As for my brain—and Mike's brain—last night there was a weird moment. Mike had the laptop open on the desk and I said, "What are you doing?" He said, "I'm going to check e-mail." In the past, Mike's e-mail world was as big a mystery to me as the Thursday nights he spent with his "brothers" at his college fraternity. But now I've been let into the building; I know the secrets of his man-cave. Yesterday, I'd read pretty much all of Mike's e-mail. (I don't get his personal notes—if you've been e-mailing Mike directly about my surprise party, the secret is still safe—but my e-mail address has been added to the Slate aliases that comprise a large part of Mike's inbox.)
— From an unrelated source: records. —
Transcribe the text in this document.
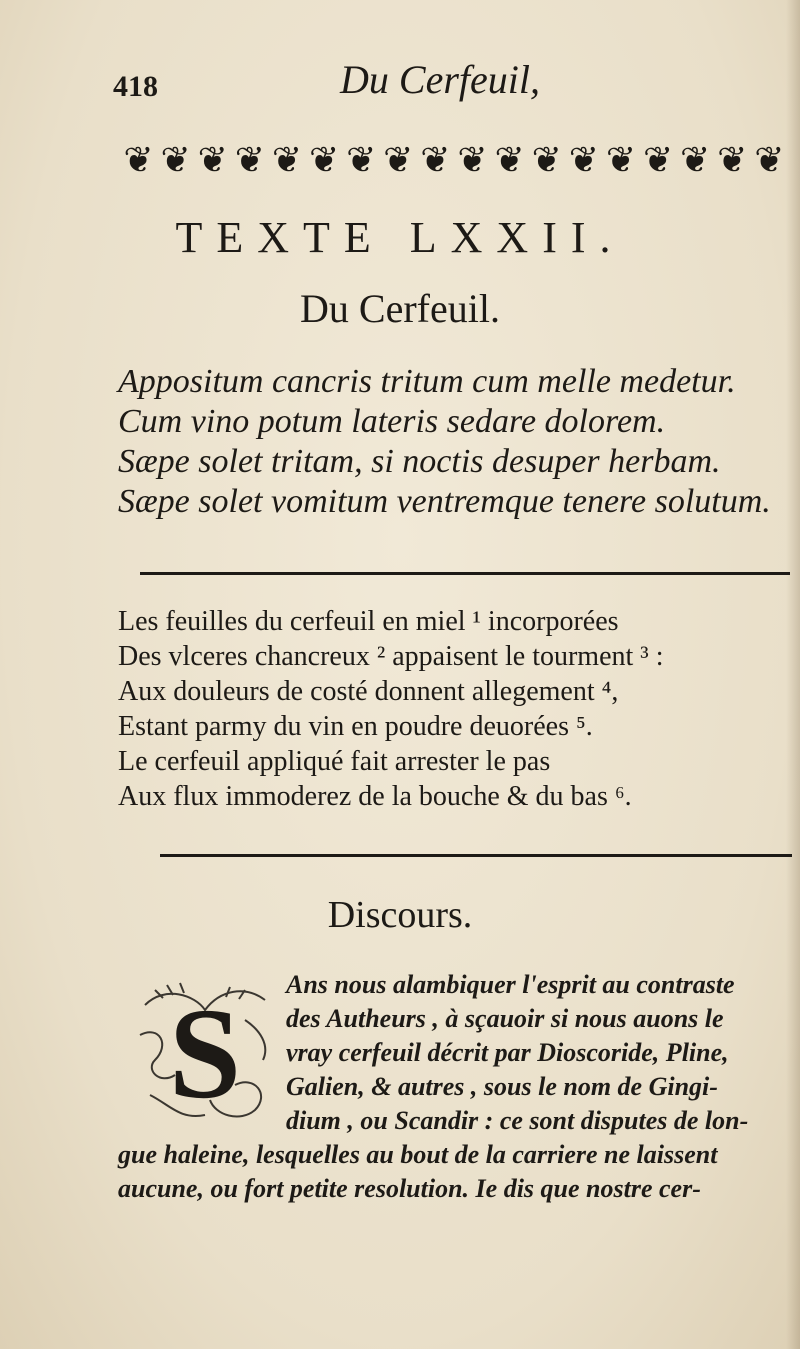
418	Du Cerfeuil,
❦ ❦ ❦ ❦ ❦ ❦ ❦ ❦ ❦ ❦ ❦ ❦ ❦ ❦ ❦ ❦ ❦ ❦
TEXTE LXXII.
Du Cerfeuil.
Appositum cancris tritum cum melle medetur.
Cum vino potum lateris sedare dolorem.
Sæpe solet tritam, si noctis desuper herbam.
Sæpe solet vomitum ventremque tenere solutum.
Les feuilles du cerfeuil en miel ¹ incorporées
Des vlceres chancreux ² appaisent le tourment ³ :
Aux douleurs de costé donnent allegement ⁴,
Estant parmy du vin en poudre deuorées ⁵.
Le cerfeuil appliqué fait arrester le pas
Aux flux immoderez de la bouche & du bas ⁶.
Discours.
S	Ans nous alambiquer l'esprit au contraste
des Autheurs , à sçauoir si nous auons le
vray cerfeuil décrit par Dioscoride, Pline,
Galien, & autres , sous le nom de Gingi-
dium , ou Scandir : ce sont disputes de lon-
gue haleine, lesquelles au bout de la carriere ne laissent
aucune, ou fort petite resolution. Ie dis que nostre cer-
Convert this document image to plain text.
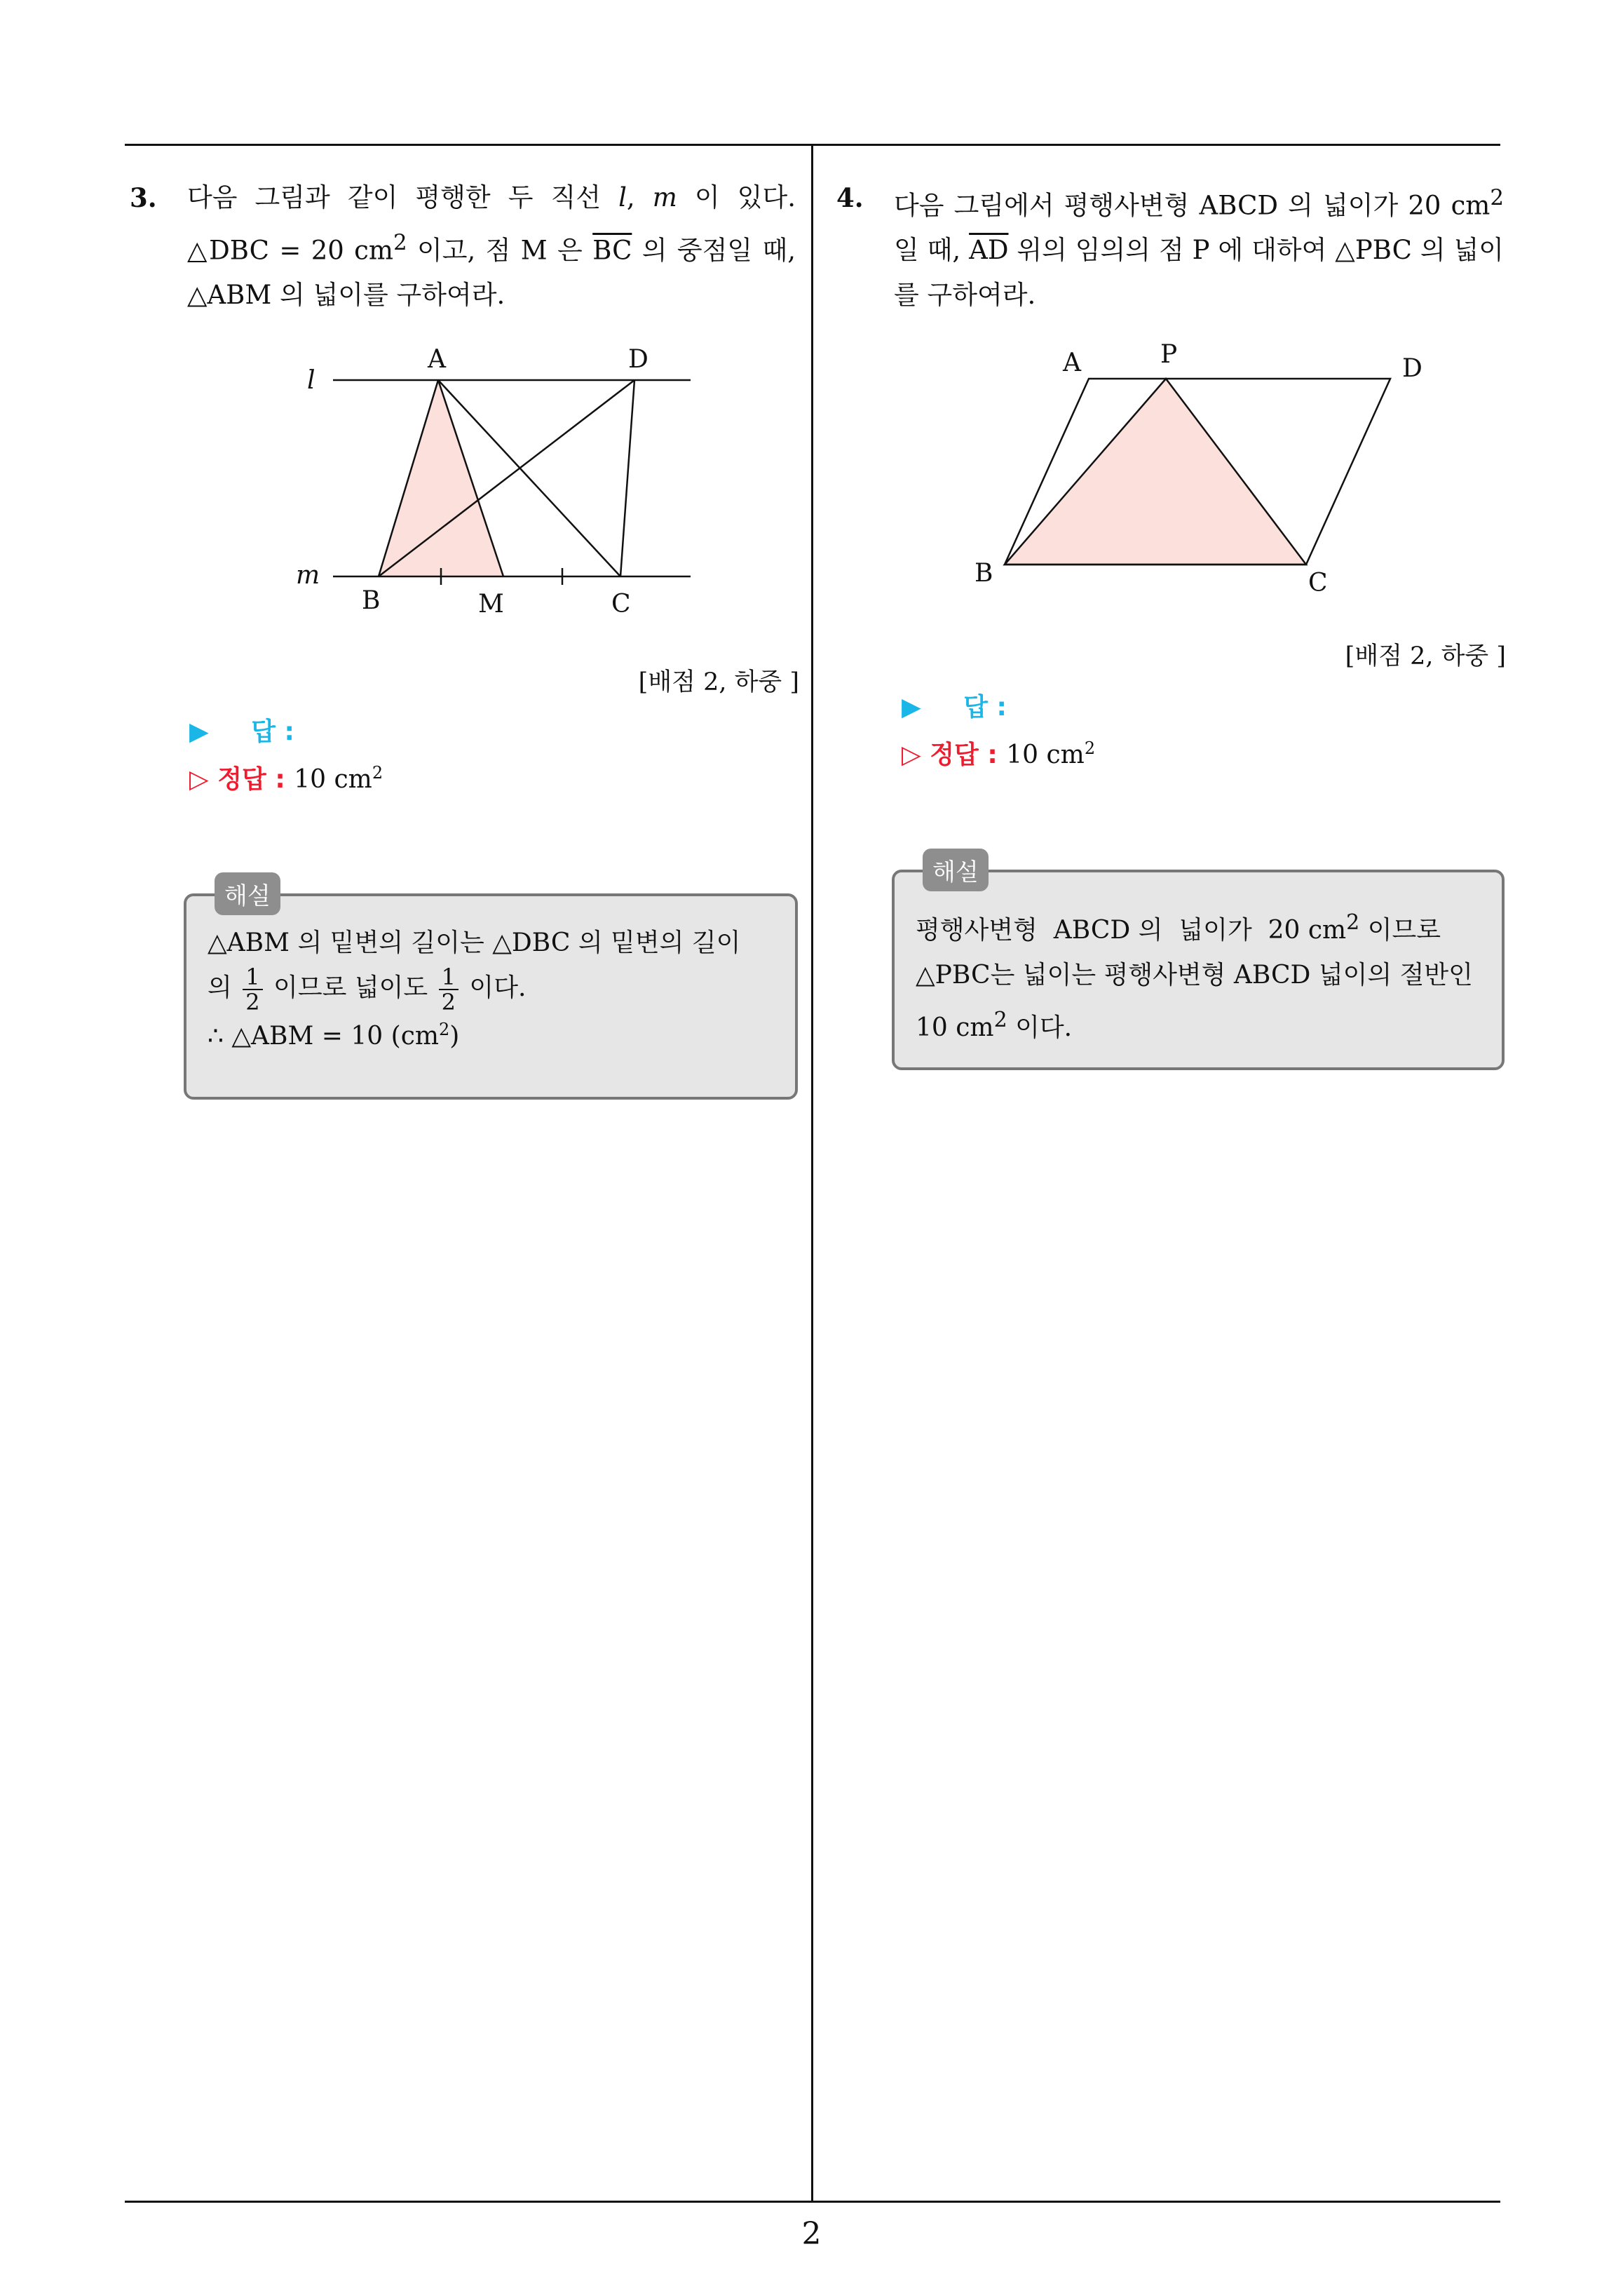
3. 다음 그림과 같이 평행한 두 직선 l, m 이 있다. △DBC = 20 $cm^2$ 이고, 점 M 은 $\overline{BC}$ 의 중점일 때, △ABM 의 넓이를 구하여라.
l
m
A	D
B	M	C
[배점 2, 하중 ]
▶ 답 :
▷ 정답 : 10 $cm^2$
해설
△ABM 의 밑변의 길이는 △DBC 의 밑변의 길이
의 $\frac{1}{2}$ 이므로 넓이도 $\frac{1}{2}$ 이다.
∴ △ABM = 10 $(cm^2)$
4. 다음 그림에서 평행사변형 ABCD 의 넓이가 20 $cm^2$ 일 때, $\overline{AD}$ 위의 임의의 점 P 에 대하여 △PBC 의 넓이를 구하여라.
A	P	D
B	C
[배점 2, 하중 ]
▶ 답 :
▷ 정답 : 10 $cm^2$
해설
평행사변형  ABCD 의  넓이가  20 $cm^2$ 이므로 △PBC는 넓이는 평행사변형 ABCD 넓이의 절반인 10 $cm^2$ 이다.
2
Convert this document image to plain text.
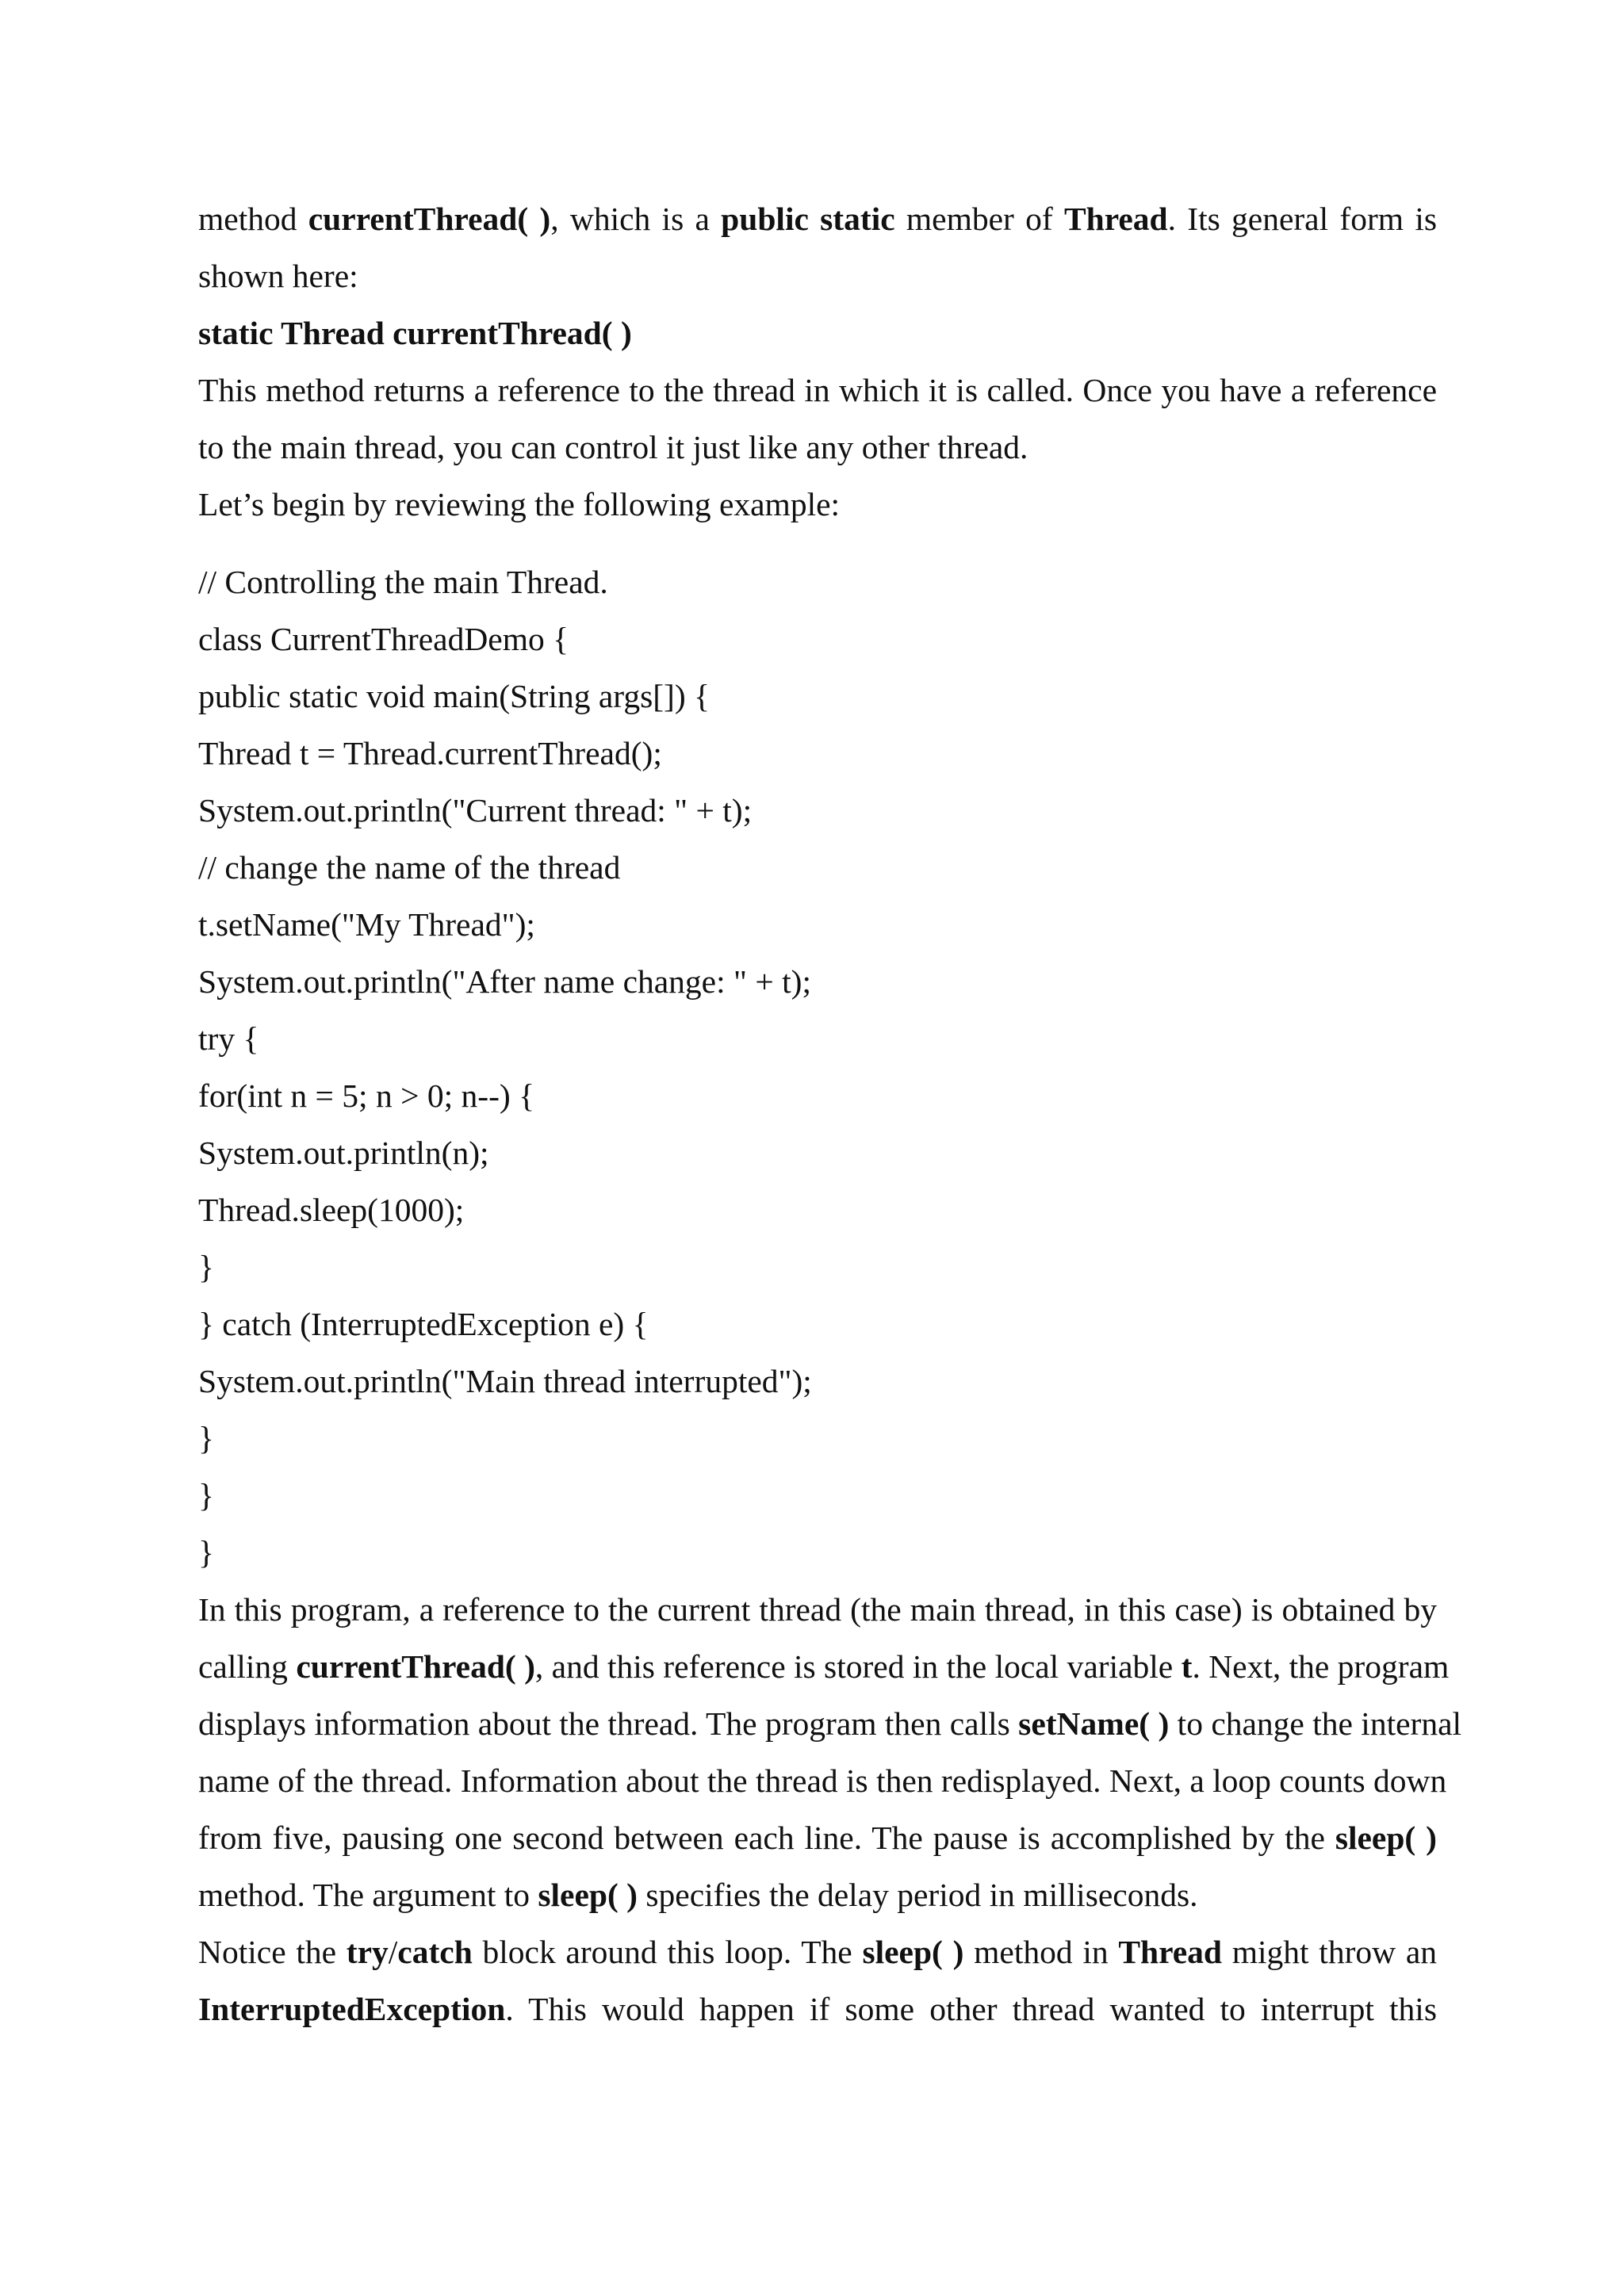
method currentThread( ), which is a public static member of Thread. Its general form is
shown here:
static Thread currentThread( )
This method returns a reference to the thread in which it is called. Once you have a reference
to the main thread, you can control it just like any other thread.
Let’s begin by reviewing the following example:
// Controlling the main Thread.
class CurrentThreadDemo {
public static void main(String args[]) {
Thread t = Thread.currentThread();
System.out.println("Current thread: " + t);
// change the name of the thread
t.setName("My Thread");
System.out.println("After name change: " + t);
try {
for(int n = 5; n > 0; n--) {
System.out.println(n);
Thread.sleep(1000);
}
} catch (InterruptedException e) {
System.out.println("Main thread interrupted");
}
}
}
In this program, a reference to the current thread (the main thread, in this case) is obtained by
calling currentThread( ), and this reference is stored in the local variable t. Next, the program
displays information about the thread. The program then calls setName( ) to change the internal
name of the thread. Information about the thread is then redisplayed. Next, a loop counts down
from five, pausing one second between each line. The pause is accomplished by the sleep( )
method. The argument to sleep( ) specifies the delay period in milliseconds.
Notice the try/catch block around this loop. The sleep( ) method in Thread might throw an
InterruptedException. This would happen if some other thread wanted to interrupt this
I almost told Mike he didn't need to check e-mail, because all of the messages had already been downloaded into my brain. It wasn't that I was going to summarize for him; it was that I had a sci-fi feeling that because the e-mail was in my brain, it had somehow been CC'd to his. I spend my days doing Mike's job—which means I use my brain to process his information. And last night, for a brief moment, I had the sense that an actual mind meld had occurred. My brain was a server, and the information there would just migrate right over to his.
I suppose this is the way you feel in a successful job share: an option that corporations sometimes offer to husband-and-wife teams. (As well as to nonspousal pairs.) The idea is that a single job can be executed by two people, which is a desirable option if you prefer part-time work. On a policy level, job shares seem progressive, but I've always wondered how they play out in real life—or if they really play out anywhere but in columns about the work-life balance.
Yet a few weeks ago, when I mentioned this project to our family doctor, she told me that when her children were young, she and her husband, who is also a doctor, had shared a job, each of them working two and a half days a week. She was inspired to try the share by an essay she'd read in Real Simple. I tracked down the piece: "Ward and June R Us," by Rob Spillman, collected in the anthology The Bastard on the Couch (a response to a widely read anthology of personal essays called The Bitch in the House). Spillman wrote about his ingenious solution to dividing domestic responsibilities:
I proposed that we become Ward and June Cleaver—that we scrap our broken, resentment-laced egalitarian marriage and embrace the arrangement of that beloved retro couple of TV Land, where June does all of the domestic duties—shopping, cooking, cleaning, and laundry—and Ward works full-time and comes home in the evening to entertain the kids, guilt-free and harangue-free. The catch? We'd alternate, on a weekly basis, who is Ward and who is June.
A perpetual swap obviously can't work for everyone; Spillman and his wife are both writers. But in their case, the flexibility of their work was part of the problem they were trying to solve. Because they were both available for every school pickup, every trip to the grocery store, they were constantly negotiating who should do what. Once some structure was in place, everything changed. Of performing domestic duties, Spillman writes, "I felt pride in a job well done instead of resentment in a job I had to do by default because I'd somehow wound up on the losing end of that moment's competition over career versus chores."
I liked the pop-culture levity that Ward and June lent to Spillman's approach. Which is as realistic approach to an unsolvable problem as any, I guess: You go through your week as the man in the gray flannel suit and on Sunday at midnight, you turn back into a housewife.